After a lengthy legal battle, a judge has ruled that Wells Fargo must remove rooftop signs from its building adjacent to U.S. Bank Stadium, the new home of the Minnesota Vikings.

The feud began when Wells Fargo installed light-up signs that stick up a few feet above the roof of two recently built office towers. The signs would effectively ‘photobomb’ the stadium, making the Wells Fargo brand visible in aerial shots during major events, including the 2018 Super Bowl.

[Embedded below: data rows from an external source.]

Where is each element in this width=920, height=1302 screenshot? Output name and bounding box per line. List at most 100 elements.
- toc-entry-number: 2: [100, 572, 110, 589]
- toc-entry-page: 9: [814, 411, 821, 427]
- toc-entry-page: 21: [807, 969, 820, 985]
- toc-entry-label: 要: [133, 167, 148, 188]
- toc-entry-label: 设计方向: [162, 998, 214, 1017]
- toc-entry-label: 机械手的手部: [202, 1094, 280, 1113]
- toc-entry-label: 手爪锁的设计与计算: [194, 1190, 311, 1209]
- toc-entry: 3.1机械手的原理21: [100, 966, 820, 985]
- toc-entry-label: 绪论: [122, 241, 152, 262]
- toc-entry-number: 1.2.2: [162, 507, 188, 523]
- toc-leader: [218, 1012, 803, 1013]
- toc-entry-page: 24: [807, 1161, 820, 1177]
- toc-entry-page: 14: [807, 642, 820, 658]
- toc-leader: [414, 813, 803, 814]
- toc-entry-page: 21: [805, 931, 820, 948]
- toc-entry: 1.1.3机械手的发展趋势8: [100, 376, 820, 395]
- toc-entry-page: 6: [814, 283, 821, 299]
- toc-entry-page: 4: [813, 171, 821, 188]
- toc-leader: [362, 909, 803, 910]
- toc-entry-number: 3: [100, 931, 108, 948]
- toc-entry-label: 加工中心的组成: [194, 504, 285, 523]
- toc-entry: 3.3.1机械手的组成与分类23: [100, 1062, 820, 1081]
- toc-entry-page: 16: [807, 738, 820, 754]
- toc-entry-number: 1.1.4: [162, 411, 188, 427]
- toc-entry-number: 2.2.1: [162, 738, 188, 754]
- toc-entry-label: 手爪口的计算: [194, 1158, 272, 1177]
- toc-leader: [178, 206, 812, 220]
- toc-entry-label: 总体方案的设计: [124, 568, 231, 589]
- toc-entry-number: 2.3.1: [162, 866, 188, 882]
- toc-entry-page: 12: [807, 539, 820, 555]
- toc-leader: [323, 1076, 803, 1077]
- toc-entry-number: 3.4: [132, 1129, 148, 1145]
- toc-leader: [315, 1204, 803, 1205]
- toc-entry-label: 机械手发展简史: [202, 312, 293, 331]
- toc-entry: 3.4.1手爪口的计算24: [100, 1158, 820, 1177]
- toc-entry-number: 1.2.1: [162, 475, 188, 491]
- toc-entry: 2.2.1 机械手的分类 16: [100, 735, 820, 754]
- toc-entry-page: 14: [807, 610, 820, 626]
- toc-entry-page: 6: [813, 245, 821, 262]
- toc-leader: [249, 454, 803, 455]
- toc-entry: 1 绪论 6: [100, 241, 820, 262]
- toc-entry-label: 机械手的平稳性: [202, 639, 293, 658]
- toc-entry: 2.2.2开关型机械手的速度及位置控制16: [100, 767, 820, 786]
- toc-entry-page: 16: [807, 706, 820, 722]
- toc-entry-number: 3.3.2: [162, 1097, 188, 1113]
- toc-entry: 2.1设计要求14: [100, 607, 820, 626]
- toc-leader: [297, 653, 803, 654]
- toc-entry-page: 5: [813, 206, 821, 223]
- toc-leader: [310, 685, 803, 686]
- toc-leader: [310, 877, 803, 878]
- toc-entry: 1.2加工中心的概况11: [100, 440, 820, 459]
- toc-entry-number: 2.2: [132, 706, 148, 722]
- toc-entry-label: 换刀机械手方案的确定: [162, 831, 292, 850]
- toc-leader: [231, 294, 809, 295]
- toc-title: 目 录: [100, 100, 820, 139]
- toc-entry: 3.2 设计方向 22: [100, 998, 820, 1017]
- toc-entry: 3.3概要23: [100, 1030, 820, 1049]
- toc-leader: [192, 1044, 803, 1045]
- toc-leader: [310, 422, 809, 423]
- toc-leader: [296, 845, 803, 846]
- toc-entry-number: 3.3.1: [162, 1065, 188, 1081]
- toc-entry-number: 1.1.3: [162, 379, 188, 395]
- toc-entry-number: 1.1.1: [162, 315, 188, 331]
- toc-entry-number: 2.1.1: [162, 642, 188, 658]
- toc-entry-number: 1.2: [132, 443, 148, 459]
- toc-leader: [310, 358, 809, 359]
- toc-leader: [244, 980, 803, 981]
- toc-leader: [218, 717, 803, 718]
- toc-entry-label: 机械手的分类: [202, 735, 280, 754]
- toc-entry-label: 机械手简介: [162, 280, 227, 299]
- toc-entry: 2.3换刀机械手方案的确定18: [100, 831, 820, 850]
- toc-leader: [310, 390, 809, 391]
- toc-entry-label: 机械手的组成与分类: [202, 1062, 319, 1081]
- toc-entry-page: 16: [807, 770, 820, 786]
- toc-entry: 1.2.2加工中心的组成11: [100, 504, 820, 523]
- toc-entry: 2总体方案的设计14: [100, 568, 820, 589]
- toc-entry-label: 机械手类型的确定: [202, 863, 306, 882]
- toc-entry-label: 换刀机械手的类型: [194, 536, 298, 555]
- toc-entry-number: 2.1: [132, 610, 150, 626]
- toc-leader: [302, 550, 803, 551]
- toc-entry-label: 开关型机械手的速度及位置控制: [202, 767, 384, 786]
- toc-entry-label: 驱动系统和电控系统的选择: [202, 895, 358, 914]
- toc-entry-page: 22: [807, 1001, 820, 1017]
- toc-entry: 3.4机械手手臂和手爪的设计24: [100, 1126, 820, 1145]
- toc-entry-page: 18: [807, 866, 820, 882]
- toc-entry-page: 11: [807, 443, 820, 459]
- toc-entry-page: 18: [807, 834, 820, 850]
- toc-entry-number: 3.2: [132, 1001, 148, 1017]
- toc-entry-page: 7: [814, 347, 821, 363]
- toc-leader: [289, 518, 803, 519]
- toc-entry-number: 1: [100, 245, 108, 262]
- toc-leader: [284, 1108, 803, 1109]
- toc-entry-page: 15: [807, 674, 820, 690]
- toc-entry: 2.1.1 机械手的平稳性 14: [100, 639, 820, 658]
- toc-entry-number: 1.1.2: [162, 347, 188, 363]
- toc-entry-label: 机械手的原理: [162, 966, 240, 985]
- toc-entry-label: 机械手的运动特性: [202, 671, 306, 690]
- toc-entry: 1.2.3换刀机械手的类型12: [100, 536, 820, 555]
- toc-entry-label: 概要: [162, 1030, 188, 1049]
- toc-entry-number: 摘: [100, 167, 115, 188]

The Vikings filed suit last December.

When legislation allowing the Vikings to construct a new stadium was passed, the team was given control of an area surrounding the new building. The team reached a naming rights agreement with U.S. Bank, which paid undisclosed millions to feature their brand logo on the stadium building, and to have it visible from the sky.

When Wells Fargo planned to build the office towers, they discussed signage with the Vikings and worked out a contract that restricted certain mounted rooftop signs.

U.S. District Court Judge Donovan Frank ruled that the Wells Fargo signs violated that contract. The judge ordered Wells Fargo to remove the offending signs within 30 days, and to pay the team’s legal fees. 

Frank scolded both sides in the case in his summary, saying he “continues to have difficulty understanding the parties’ inability to resolve this matter.”

The ruling allows Wells Fargo to paint signs on the tower rooftops, but restricts raised, lighted signage.